The White House and U.S. State Department are holding up charter planes at an airport in Afghanistan’s Mazar-i-Sharif that would transport 19 Americans and 40 SIV holders to Albania, David Rohde, the executive editor at NewYorker.com said in an interview Monday.

"I want to repeat that," he said. "It is the State Department and the White House" holding up the planes. He said the civilian effort has been "far more ambitious, far more dynamic and far more successful than what the administration has been doing."

On Sunday, Rep. Mike McCaul, R-Texas, told Fox News that the Taliban has blocked Americans aboard six planes at Mazar-i-Sharif International Airport. Three Americans involved in the private evacuation of those still in the country also blasted the State Department for preventing the evacuation flights from leaving the country.

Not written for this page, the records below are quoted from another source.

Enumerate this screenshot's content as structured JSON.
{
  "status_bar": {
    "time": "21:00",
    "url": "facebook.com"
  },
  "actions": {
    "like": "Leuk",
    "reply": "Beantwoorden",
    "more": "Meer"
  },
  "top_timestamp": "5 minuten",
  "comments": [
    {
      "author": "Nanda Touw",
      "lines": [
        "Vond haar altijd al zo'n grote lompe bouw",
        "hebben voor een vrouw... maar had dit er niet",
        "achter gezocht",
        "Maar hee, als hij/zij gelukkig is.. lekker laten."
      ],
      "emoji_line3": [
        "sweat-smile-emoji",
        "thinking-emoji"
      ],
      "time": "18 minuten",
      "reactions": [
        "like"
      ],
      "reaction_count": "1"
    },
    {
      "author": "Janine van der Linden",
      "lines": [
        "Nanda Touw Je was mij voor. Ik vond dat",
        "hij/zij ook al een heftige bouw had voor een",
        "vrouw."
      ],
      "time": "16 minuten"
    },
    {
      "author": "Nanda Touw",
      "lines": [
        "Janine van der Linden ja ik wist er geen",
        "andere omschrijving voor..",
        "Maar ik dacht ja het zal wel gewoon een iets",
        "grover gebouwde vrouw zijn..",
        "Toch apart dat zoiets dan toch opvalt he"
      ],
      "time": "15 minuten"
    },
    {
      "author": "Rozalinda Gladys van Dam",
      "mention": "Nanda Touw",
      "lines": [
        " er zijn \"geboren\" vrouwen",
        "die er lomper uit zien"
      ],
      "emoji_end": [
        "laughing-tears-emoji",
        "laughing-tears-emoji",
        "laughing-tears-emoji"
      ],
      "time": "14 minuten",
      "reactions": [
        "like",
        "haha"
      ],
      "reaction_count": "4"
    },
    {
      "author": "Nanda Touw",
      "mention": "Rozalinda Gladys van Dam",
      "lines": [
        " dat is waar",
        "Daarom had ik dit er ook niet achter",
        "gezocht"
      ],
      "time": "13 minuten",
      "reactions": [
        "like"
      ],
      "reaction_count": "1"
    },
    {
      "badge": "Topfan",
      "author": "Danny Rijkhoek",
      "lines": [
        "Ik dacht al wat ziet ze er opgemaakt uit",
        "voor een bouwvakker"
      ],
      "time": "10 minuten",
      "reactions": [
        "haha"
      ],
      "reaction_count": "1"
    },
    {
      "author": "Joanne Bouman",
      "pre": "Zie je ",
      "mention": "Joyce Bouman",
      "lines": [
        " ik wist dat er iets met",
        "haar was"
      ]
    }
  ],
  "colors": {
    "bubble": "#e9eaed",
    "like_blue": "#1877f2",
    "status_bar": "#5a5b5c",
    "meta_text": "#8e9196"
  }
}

Rohde told MSNBC that he got his information from Sen. Richard Blumenthal’s communications director.  He also said that he was told that Blumenthal’s constituents voiced their displeasure about the Biden administration’s handling of Afghanistan. Blumenthal’s office and the State Department did not immediately respond to after-hour emails from Fox News. 

A U.S. official told Reuters that Washington has not "confirmed any Americans are in Mazar-i-Sharif trying to leave the airport." A spokesperson from the State Department told Reuters, "We will hold the Taliban to its pledge to let people freely depart Afghanistan."

In 2008, Rohde, who was a reporter for the New York Times at the time, was kidnapped at gunpoint along with an Afghan journalist and driver. They managed to escape and he recently wrote a column titled, "Trying—And Failing—To Save the Family of the Afghan Who Saved Me."

"This is a growing political problem for President Biden and it is not going to go away," Rohde said.